When in doubt, redesign. But I'm expecting Apple to go further by capitalizing on the success of the Silicon M1 brand.

In 2021, Apple finally gave iPhone users what they want.

For years, iPhone users have been asking for one thing: an iPhone with a better battery life. The iPhone 13 delivered on this.

As someone who has been an iPhone Pro Max user since the Pro Max line was released, the iPhone 13 Pro Max offers significant and noticeable battery life improvements. And that's a key: noticeable. In previous years Apple has talked about improved battery life in vague terms, and what they delivered was similarly vague. You could see and feel small improvements if you looked closely enough, but battery life felt the same in day-to-day usage. 

From talking to both prospective buyers and those who already made the leap to the 13, better battery life topped the list of reasons for wanting one (along with, "I just want the latest and greatest").

iPhone 13 sales have, despite everything, been buoyant. The limiting factor is not demand -- it's availability due to supply chain constraints.

But battery life increases by hours are rare. And iPhone refreshes come yearly, which presents a dilemma for Apple.

What to do with the iPhone 14?

It's a bit early to speculate with any degree of accuracy on what will come in fall 2022, but following 13 is going to be a challenge. So, what might Apple do?

When in doubt, redesign. It's a visual indication of the revolutionary step forward, even if things on the inside point to an evolutionary step. It's a cheap trick, but it works.

But I'm expecting Apple to go further: I'm expecting Apple to capitalize on the success of the Apple Silicon M1 brand.

Apple's transition away from Intel has revitalized the Mac lineup in a way that we haven't seen since Apple moved to Intel. This is why I'm fully expecting Apple to adopt the Apple Silicon M1 branding for the iPhone chip in 2022. 

But what will this mean?

Well, a superficial branding would mean slapping the logo on whatever the next-gen A-series process is going to be. The A-series Bionic brand feels cumbersome and unwieldy, and it would be a good time to drop it.

But it could go beyond just branding.

Apple has made huge leaps forward with Apple Silicon.
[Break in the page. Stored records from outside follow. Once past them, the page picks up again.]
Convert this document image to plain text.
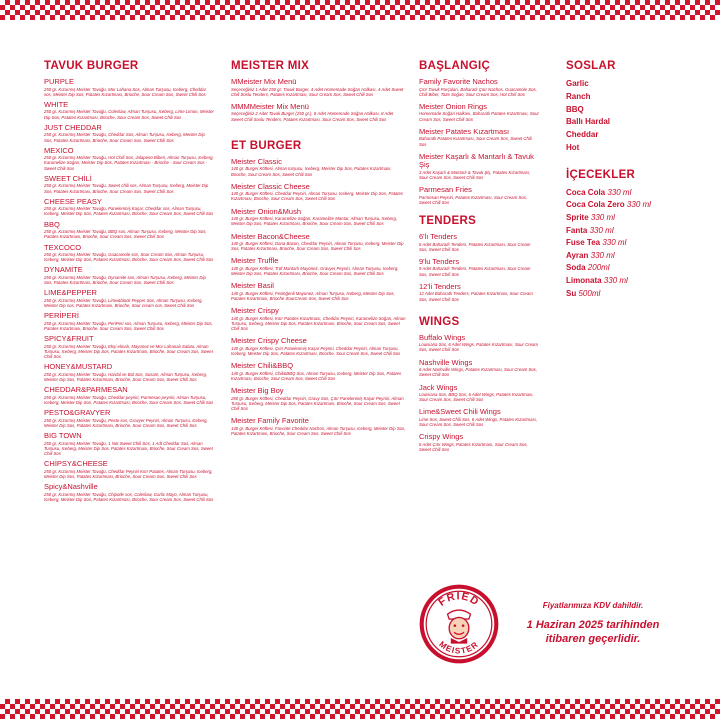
TAVUK BURGER
PURPLE
250 gr. Kızarmış Meister Tavuğu, Mor Lahana Sos, Alman Turşusu, Iceberg, Cheddar sos, Meister Dip Sos, Patates Kızartması, Brioche, Sour Cream Sos, Sweet Chili Sos
WHITE
250 gr. Kızarmış Meister Tavuğu, Coleslaw, Alman Turşusu, Iceberg, Lime Limon, Meister Dip Sos, Patates Kızartması, Brioche, Sour Cream Sos, Sweet Chili Sos
JUST CHEDDAR
250 gr. Kızarmış Meister Tavuğu, Cheddar Sos, Alman Turşusu, Iceberg, Meister Dip Sos, Patates Kızartması, Brioche, Sour Cream Sos, Sweet Chili Sos
MEXICO
250 gr. Kızarmış Meister Tavuğu, Hot Chili Sos, Jalapeno Biberi, Alman Turşusu, Iceberg, Karamelize Soğan, Meister Dip Sos, Patates Kızartması - Brioche - Sour Cream Sos - Sweet Chili Sos
SWEET CHİLİ
250 gr. Kızarmış Meister Tavuğu, Sweet chili sos, Alman Turşusu, Iceberg, Meister Dip Sos, Patates Kızartması, Brioche, Sour Cream Sos, Sweet Chili Sos
CHEESE PEASY
250 gr. Kızarmış Meister Tavuğu, Panelenmiş Kaşar, Cheddar sos, Alman Turşusu, Iceberg, Meister Dip Sos, Patates Kızartması, Brioche, Sour Cream Sos, Sweet Chili Sos
BBQ
250 gr. Kızarmış Meister Tavuğu, BBQ sos, Alman Turşusu, Iceberg, Meister Dip Sos, Patates Kızartması, Brioche, Sour Cream Sos, Sweet Chili Sos
TEXCOCO
250 gr. Kızarmış Meister Tavuğu, Guacamole sos, Sour Cream Sos, Alman Turşusu, Iceberg, Meister Dip Sos, Patates Kızartması, Brioche, Sour Cream Sos, Sweet Chili Sos
DYNAMİTE
250 gr. Kızarmış Meister Tavuğu, Dynamite sos, Alman Turşusu, Iceberg, Meister Dip Sos, Patates Kızartması, Brioche, Sour Cream Sos, Sweet Chili Sos
LIME&PEPPER
250 gr. Kızarmış Meister Tavuğu, Lime&black Pepper Sos, Alman Turşusu, Iceberg, Meister Dip sos, Patates Kızartması, Brioche, Sour cream sos, Sweet Chili Sos
PERİPERİ
250 gr. Kızarmış Meister Tavuğu, PeriPeri sos, Alman Turşusu, Iceberg, Meister Dip Sos, Patates Kızartması, Brioche, Sour Cream Sos, Sweet Chili Sos
SPICY&FRUIT
250 gr. Kızarmış Meister Tavuğu, Ekşi elmalı, Mayonez ve Mor Lahanalı Salata, Alman Turşusu, Iceberg, Meister Dip Sos, Patates Kızartması, Brioche, Sour Cream Sos, Sweet Chili Sos
HONEY&MUSTARD
250 gr. Kızarmış Meister Tavuğu, Hardal ve Bal Sos, Susam, Alman Turşusu, Iceberg, Meister Dip Sos, Patates Kızartması, Brioche, Sour Cream Sos, Sweet Chili Sos
CHEDDAR&PARMESAN
250 gr. Kızarmış Meister Tavuğu, Cheddar peyniri, Parmesan peyniri, Alman Turşusu, Iceberg, Meister Dip Sos, Patates Kızartması, Brioche, Sour Cream Sos, Sweet Chili Sos
PESTO&GRAVYER
250 gr. Kızarmış Meister Tavuğu, Pesto sos, Gravyer Peyniri, Alman Turşusu, Iceberg, Meister Dip Sos, Patates Kızartması, Brioche, Sour Cream Sos, Sweet Chili Sos
BIG TOWN
250 gr. Kızarmış Meister Tavuğu, 1 Not Sweet Chili Sos, 1 Adt Cheddar Sos, Alman Turşusu, Iceberg, Meister Dip Sos, Patates Kızartması, Brioche, Sour Cream Sos, Sweet Chili Sos
CHİPSY&CHEESE
250 gr. Kızarmış Meister Tavuğu, Cheddar Peyniri Kıtır Patates, Alman Turşusu, Iceberg, Meister Dip Sos, Patates Kızartması, Brioche, Sour Cream Sos, Sweet Chili Sos
Spicy&Nashville
250 gr. Kızarmış Meister Tavuğu, Chipotle sos, Coleslaw, Garlic Mayo, Alman Turşusu, Iceberg, Meister Dip Sos, Patates Kızartması, Brioche, Sour Cream Sos, Sweet Chili Sos
MEISTER MIX
MMeister Mix Menü
Seçeceğiniz 1 Adet 250 gr. Tavuk Burger, 4 Adet Homemade Soğan Halkası, 4 Adet Sweet Chili Soslu Tenders, Patates Kızartması, Sour Cream Sos, Sweet Chili Sos
MMMMeister Mix Menü
Seçeceğiniz 2 Adet Tavuk Burger (250 gr.), 8 Adet Homemade Soğan Halkası, 8 Adet Sweet Chili Soslu Tenders, Patates Kızartması, Sour Cream Sos, Sweet Chili Sos
ET BURGER
Meister Classic
140 gr. Burger Köftesi, Alman turşusu, Iceberg, Meister Dip Sos, Patates Kızartması, Brioche, Sour Cream Sos, Sweet Chili Sos
Meister Classic Cheese
140 gr. Burger Köftesi, Cheddar Peyniri, Alman Turşusu, Iceberg, Meister Dip Sos, Patates Kızartması, Brioche, Sour Cream Sos, Sweet Chili Sos
Meister Onion&Mush
140 gr. Burger Köftesi, Karamelize Soğan, Karamelize Mantar, Alman Turşusu, Iceberg, Meister Dip Sos, Patates Kızartması, Brioche, Sour Cream Sos, Sweet Chili Sos
Meister Bacon&Cheese
140 gr. Burger Köftesi, Dana Bacon, Cheddar Peyniri, Alman Turşusu, Iceberg, Meister Dip Sos, Patates Kızartması, Brioche, Sour Cream Sos, Sweet Chili Sos
Meister Truffle
140 gr. Burger Köftesi, Trüf Mantarlı Mayonez, Gravyer Peyniri, Alman Turşusu, Iceberg, Meister Dip Sos, Patates Kızartması, Brioche, Sour Cream Sos, Sweet Chili Sos
Meister Basil
140 gr. Burger Köftesi, Fesleğenli Mayonez, Alman Turşusu, Iceberg, Meister Dip Sos, Patates Kızartması, Brioche SourCream Sos, Sweet Chili Sos
Meister Crispy
140 gr. Burger Köftesi, Kıtır Patates Kızartması, Cheddar Peyniri, Karamelize Soğan, Alman Turşusu, Iceberg, Meister Dip Sos, Patates Kızartması, Brioche, Sour Cream Sos, Sweet Chili Sos
Meister Crispy Cheese
140 gr. Burger Köftesi, Çıtır Panelenmiş Kaşar Peyniri, Cheddar Peyniri, Alman Turşusu, Iceberg, Meister Dip Sos, Patates Kızartması, Brioche, Sour Cream Sos, Sweet Chili Sos
Meister Chili&BBQ
140 gr. Burger Köftesi, Chili&BBQ Sos, Alman Turşusu, Iceberg, Meister Dip Sos, Patates Kızartması, Brioche, Sour Cream Sos, Sweet Chili Sos
Meister Big Boy
280 gr. Burger Köftesi, Cheddar Peyniri, Gravy Sos, Çıtır Panelenmiş Kaşar Peyniri, Alman Turşusu, Iceberg, Meister Dip Sos, Patates Kızartması, Brioche, Sour Cream Sos, Sweet Chili Sos
Meister Family Favorite
140 gr. Burger Köftesi, Favorite Cheddar Nachos, Alman Turşusu, Iceberg, Meister Dip Sos, Patates Kızartması, Brioche, Sour Cream Sos, Sweet Chili Sos
BAŞLANGIÇ
Family Favorite Nachos
Çıtır Tavuk Parçaları, Baharatlı Çıtır Nachos, Guacamole Sos, Chili Biber, Taze Soğan, Sour Cream Sos, Hot Chili Sos
Meister Onion Rings
Homemade Soğan Halkası, Baharatlı Patates Kızartması, Sour Cream Sos, Sweet Chili Sos
Meister Patates Kızartması
Baharatlı Patates Kızartması, Sour Cream Sos, Sweet Chili Sos
Meister Kaşarlı & Mantarlı & Tavuk Şiş
3 Adet Kaşarlı & Mantarlı & Tavuk Şiş, Patates Kızartması, Sour Cream Sos, Sweet Chili Sos
Parmesan Fries
Parmesan Peyniri, Patates Kızartması, Sour Cream Sos, Sweet Chili Sos
TENDERS
6'lı Tenders
6 Adet Baharatlı Tenders, Patates Kızartması, Sour Cream Sos, Sweet Chili Sos
9'lu Tenders
9 Adet Baharatlı Tenders, Patates Kızartması, Sour Cream Sos, Sweet Chili Sos
12'li Tenders
12 Adet Baharatlı Tenders, Patates Kızartması, Sour Cream Sos, Sweet Chili Sos
WINGS
Buffalo Wings
Louisiana Sos, 6 Adet Wings, Patates Kızartması, Sour Cream Sos, Sweet Chili Sos
Nashville Wings
6 Adet Nashville Wings, Patates Kızartması, Sour Cream Sos, Sweet Chili Sos
Jack Wings
Louisiana Sos, BBQ Sos, 6 Adet Wings, Patates Kızartması, Sour Cream Sos, Sweet Chili Sos
Lime&Sweet Chili Wings
Lime Sos, Sweet Chili Sos, 6 Adet Wings, Patates Kızartması, Sour Cream Sos, Sweet Chili Sos
Crispy Wings
6 Adet Çıtır Wings, Patates Kızartması, Sour Cream Sos, Sweet Chili Sos
SOSLAR
Garlic
Ranch
BBQ
Ballı Hardal
Cheddar
Hot
İÇECEKLER
Coca Cola 330 ml
Coca Cola Zero 330 ml
Sprite 330 ml
Fanta 330 ml
Fuse Tea 330 ml
Ayran 330 ml
Soda 200ml
Limonata 330 ml
Su 500ml
FRIED
MEISTER
Fiyatlarımıza KDV dahildir.
1 Haziran 2025 tarihinden itibaren geçerlidir.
Shifting the iPad Pro over to the M1 chip has also given Apple data on how the chip performs in a mobile environment -- specifically, data on delivering performance when it's needed while not destroying battery life. [See: M1-powered iPad Pro]

It's the perfect testing ground before plugging the chip into the iPhone.

Moving over to M1 (or whatever follow-up Apple has in store) would not only bring the iPhone chip branding in line with that of the Mac and iPad Pro, but it would also create a lifeline to new benefits and improvements.

Maybe even more battery life.

Because that' what users really want!